"I have come to find out about yours," John explained. "That is why I am here. Perhaps I ought to have waited a little time before I spoke to you as I did just now. Come, you can forget what I have said and done; but to me it will be an everlasting joy. I shall treasure the memory of it. It will help me—I can't tell you quite in what way it will help me. But for the rest, I will serve my apprenticeship. I will try to get into sympathy with the things that please you. It will not take me long. As soon as you feel that we are drawing closer together, I will ask you again what I have asked you this afternoon. In the meantime, I may be your friend, may I not? You will let me see a great deal of you? You will help me just a little?"
Louise leaned back in her chair. She had been carried off her feet, brought face to face with emotions which she dared not analyze. Perhaps, after all her self-dissection, there were still secret chambers. She thought almost with fear of what they might contain. Her sense of superiority was vanishing. She was, after all, like other women.
"Yes," she promised, "I will help. We will leave it at that. Some day you shall talk to me again, if you like. In the meantime, remember we are both free. You have not known many women, and you may change your mind when you have been longer in London. Perhaps it will be better for you if you do!"
"That is quite impossible," John said firmly. "You see," he went on, looking at her with shining eyes, "I know now what I half believed from the first moment that I saw you. I love you!"
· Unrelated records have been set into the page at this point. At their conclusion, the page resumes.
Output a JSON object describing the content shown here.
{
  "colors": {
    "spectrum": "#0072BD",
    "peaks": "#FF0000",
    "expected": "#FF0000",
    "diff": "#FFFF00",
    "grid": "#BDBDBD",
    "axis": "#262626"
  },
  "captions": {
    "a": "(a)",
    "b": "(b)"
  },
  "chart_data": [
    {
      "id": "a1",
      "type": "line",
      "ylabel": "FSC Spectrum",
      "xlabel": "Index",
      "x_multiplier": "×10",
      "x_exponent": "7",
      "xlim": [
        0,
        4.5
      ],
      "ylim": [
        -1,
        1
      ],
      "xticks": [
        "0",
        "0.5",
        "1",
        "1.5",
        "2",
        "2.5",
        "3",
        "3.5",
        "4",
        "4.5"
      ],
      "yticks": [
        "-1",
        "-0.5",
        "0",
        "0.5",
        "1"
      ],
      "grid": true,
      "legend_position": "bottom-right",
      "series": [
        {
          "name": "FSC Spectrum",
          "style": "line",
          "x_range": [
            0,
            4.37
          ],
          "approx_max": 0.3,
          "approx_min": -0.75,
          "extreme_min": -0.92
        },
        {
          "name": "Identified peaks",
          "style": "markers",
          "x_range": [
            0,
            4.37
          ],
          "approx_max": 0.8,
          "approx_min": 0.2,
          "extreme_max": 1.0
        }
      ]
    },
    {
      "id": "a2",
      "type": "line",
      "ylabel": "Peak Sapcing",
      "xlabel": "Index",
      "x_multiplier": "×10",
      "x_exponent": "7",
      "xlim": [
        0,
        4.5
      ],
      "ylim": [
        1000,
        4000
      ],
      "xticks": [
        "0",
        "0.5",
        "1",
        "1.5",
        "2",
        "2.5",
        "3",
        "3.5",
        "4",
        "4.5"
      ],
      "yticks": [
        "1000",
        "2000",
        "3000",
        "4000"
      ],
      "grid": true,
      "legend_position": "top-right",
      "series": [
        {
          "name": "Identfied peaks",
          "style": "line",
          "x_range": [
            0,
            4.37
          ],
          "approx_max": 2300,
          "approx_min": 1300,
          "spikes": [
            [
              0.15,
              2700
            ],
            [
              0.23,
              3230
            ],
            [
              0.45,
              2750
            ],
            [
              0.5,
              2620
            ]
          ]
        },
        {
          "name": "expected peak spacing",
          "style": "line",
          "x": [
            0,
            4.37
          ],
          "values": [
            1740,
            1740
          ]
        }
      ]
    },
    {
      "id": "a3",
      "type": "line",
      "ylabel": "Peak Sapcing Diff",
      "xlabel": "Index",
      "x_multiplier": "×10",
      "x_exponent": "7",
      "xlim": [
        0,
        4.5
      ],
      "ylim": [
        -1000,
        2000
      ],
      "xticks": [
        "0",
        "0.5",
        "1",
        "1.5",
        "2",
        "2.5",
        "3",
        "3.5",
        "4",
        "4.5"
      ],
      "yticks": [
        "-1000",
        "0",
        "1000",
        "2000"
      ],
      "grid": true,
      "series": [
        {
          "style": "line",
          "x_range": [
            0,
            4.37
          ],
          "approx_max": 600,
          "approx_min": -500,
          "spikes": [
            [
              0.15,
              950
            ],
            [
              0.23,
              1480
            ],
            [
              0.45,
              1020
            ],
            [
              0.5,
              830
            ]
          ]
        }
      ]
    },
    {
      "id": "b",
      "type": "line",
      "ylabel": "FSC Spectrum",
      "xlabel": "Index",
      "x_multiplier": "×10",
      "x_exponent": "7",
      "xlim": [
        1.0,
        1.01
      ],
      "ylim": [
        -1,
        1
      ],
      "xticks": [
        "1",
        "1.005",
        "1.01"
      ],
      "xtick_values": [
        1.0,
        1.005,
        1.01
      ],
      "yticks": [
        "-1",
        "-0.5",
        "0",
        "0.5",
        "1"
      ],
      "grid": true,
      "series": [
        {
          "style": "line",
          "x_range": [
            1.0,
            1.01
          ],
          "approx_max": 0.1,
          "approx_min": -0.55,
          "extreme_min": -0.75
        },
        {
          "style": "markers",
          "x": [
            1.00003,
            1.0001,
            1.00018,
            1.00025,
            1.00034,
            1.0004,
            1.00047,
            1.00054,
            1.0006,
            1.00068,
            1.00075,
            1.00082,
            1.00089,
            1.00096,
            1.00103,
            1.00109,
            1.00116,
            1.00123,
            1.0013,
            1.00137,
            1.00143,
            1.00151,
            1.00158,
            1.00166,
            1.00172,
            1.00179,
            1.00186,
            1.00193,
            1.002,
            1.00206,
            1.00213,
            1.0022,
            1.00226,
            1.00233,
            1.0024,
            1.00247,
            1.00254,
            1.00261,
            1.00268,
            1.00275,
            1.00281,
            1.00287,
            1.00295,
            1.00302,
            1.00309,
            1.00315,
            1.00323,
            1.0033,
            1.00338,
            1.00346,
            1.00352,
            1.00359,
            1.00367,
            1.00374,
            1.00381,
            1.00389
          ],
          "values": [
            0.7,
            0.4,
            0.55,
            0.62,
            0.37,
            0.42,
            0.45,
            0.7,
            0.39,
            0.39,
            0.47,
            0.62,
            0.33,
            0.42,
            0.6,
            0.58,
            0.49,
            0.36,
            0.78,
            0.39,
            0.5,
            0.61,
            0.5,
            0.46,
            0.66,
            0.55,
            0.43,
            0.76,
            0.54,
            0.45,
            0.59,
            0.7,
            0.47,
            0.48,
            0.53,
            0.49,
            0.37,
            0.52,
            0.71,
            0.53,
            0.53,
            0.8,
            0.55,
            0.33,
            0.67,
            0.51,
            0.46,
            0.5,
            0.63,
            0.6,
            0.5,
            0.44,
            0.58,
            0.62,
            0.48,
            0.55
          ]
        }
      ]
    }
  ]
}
Springing restlessly to her feet, she walked across the room and back again. Action of some sort seemed imperative. A curious hypnotic feeling seemed to be dulling all her powers of resistance. She looked into her life and she was terrified. Everything had grown insignificant. It couldn't really be possible that with her brains, her experience, this man who had dwelt all his life in the simple ways had yet the power to show her the path toward the greater things!
Through the complex web of emotions which made up her temperament there suddenly sprang a primitive instinct, the primitive instinct of all women, rebelling against the first touch of a master's hand. Was she to find herself wrong and this man right? Was she to submit, to accept from his hand the best gifts of life—she who had looked for them in such very high, such very inaccessible places?
She felt like a child again. She trembled a little as she sat down by his side. It was not in this fashion that she had intended to hear what he had to say.
"I don't know what is the matter with me to-day," she murmured distractedly. "I think I must send you away. You disturb my thoughts. I can't see life clearly. Don't hope for too much from me," she begged. "But don't go away," she added, with a sudden irresistible impulse of anxiety. "Oh, I wish—I wish you understood me and everything about me, without my having to say a word!"
"I feel what you are," he answered, "and that is sufficient."
Once more she rose to her feet and walked across to the window. An automobile had stopped in the street below. She looked down upon it with a sudden frozen feeling of apprehension.